Wenn die Partitionstabellen von Platten einzeln gesichert werden soll, ist PTEdit nützlich. Das Programm war bis vor kurzem frei downloadbar...aber PowerQuest ist von Symantec übernommen worden und nun kommt man in den Genuss des typischen Symantec-Nicht-Supports. Wenn jemand PartitionMagic hat (es genügt ne ältere freie Version), dann wird man für gewöhnlich PTEdit im Programmverzeichnis finden. In einer DOS-Version und in einer 32-Bit-Version. Mit der 32-Bit-Version lässt Du Dir die Partitionierung anzeigen und machst einen Screenshot davon und lässt den ausdrucken.
Fürs Ersetzen einer beschädigten Partitionstabelle (Hauptgrund für Nicht-Start nach Plattentausch mit Wechselrahmen, schlechter Sitz, Kontakte) braucht man eine Win98-Startdiskette und dann eine Diskette mit der DOS-Version. Da trägt man dann die Werte ein die man abgeheftet hat. Wenn man vorher noch ne PartitionMagic Notfalldiskette gestartet hatte und wieder schließt, dann befindet sich ein Maustreiber im RAM-Drive, dann kann man in PTEdit-DOS mit der Maus navigieren.

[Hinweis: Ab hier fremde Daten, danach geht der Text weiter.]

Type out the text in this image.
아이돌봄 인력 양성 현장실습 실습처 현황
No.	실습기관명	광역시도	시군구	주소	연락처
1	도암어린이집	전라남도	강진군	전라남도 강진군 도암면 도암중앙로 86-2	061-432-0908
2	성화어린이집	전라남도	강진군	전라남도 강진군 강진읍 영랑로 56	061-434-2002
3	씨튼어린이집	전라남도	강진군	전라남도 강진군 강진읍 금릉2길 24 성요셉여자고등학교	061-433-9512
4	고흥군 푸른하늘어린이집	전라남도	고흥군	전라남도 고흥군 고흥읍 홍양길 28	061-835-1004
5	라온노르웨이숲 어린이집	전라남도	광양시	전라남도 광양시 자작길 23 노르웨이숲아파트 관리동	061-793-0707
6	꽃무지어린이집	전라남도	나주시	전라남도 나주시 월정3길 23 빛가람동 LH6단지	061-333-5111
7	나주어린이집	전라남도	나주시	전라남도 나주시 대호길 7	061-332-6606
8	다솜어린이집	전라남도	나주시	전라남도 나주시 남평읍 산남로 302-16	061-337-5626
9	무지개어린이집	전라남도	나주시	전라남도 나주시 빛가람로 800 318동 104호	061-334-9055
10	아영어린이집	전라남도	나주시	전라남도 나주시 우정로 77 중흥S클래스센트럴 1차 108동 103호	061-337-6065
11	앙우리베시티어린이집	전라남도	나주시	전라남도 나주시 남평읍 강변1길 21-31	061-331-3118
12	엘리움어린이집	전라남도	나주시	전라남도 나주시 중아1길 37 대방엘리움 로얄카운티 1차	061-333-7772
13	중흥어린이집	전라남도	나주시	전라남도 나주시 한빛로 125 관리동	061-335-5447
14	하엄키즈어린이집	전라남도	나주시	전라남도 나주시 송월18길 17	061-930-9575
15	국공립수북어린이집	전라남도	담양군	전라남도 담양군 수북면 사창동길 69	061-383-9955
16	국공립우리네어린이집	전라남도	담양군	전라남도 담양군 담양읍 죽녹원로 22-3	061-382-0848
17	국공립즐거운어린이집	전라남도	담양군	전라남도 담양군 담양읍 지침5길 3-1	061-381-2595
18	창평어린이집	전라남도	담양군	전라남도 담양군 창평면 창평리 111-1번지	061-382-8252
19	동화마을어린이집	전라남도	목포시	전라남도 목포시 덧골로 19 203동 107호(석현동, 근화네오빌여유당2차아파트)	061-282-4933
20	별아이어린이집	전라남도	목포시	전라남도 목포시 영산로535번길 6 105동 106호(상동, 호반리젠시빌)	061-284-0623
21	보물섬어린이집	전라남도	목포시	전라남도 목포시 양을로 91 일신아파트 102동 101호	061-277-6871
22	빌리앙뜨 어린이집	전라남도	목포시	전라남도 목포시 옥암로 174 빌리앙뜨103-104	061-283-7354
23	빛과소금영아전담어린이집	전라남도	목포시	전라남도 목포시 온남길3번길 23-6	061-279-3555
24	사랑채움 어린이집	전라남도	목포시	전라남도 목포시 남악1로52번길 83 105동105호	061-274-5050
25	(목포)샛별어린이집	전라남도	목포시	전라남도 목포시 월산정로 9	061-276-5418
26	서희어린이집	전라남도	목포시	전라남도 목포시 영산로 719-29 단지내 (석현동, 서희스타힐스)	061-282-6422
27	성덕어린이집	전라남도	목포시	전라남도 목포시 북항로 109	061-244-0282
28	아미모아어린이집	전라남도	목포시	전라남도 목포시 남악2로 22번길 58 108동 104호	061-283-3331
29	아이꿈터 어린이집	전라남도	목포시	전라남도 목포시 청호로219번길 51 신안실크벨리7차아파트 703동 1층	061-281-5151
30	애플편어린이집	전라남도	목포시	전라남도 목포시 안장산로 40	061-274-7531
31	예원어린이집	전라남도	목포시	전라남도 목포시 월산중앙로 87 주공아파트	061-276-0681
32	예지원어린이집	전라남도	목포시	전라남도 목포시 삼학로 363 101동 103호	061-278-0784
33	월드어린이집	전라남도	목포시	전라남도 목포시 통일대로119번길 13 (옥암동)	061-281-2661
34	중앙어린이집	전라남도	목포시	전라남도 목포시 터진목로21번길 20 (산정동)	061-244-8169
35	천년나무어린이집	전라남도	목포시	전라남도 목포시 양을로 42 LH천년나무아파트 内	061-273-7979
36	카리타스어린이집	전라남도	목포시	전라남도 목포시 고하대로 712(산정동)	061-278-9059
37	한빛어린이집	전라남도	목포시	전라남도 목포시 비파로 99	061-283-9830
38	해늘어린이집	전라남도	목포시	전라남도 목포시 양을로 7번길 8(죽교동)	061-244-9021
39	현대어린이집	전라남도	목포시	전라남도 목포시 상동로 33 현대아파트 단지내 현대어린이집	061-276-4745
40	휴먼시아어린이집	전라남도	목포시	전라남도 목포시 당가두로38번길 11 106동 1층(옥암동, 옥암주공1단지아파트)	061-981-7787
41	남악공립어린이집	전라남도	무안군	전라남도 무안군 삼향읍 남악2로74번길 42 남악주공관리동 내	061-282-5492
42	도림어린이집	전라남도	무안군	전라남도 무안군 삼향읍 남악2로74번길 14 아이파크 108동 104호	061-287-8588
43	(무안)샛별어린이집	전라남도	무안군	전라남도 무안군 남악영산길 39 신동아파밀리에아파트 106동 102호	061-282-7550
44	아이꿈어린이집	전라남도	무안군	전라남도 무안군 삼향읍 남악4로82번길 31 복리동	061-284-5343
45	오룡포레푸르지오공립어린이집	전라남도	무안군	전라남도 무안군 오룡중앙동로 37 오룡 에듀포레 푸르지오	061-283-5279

Ich benutze ped.exe UND PTEdit! Beides ist sicherer. Und bei intensivem Backup und Computerbasteln kann es passieren, dass Du diese Programme mehrmals pro Jahr einsetzen musst.
Die andere Geschichte ist es, es möglichst nicht so weit kommen zu lassen, dass die Partitionstabelle beschädigt wird. Nicht immer, aber gelegentlich passiert das, wenn der Computer nicht richtig stromlos ist beim Plattentausch. Abschalten reicht nicht, der Netzstecker ist zu ziehen oder ein Schalter an einer Steckerleiste ist zu betätigen. Und dann nochmal den Startknopf drücken, dann entlädt sich die Restelektrizität in den Elkos.
Wenn Festplatten nach Absturz logisch angeschlagen sind, dann werden sie hin und wieder den Computerstart verweigern, ev. beim zweiten oder dritten Versuch noch starten und dann gar nicht mehr starten. Direkt nach dem Einsatz von Ped.exe (oder PTEdit) wird der Computer zumeist wieder starten, oft ist aber jedesmal die Diskette nochtwendig. Aber gut für die Datenrettung.
Datenrettung von angeschlagenen Festplatten nicht mit einem Imager erledigen, der überträgt die Logischen Fehler sonst auf die Backuppartition. Nimm dafür lieber MS-Backup.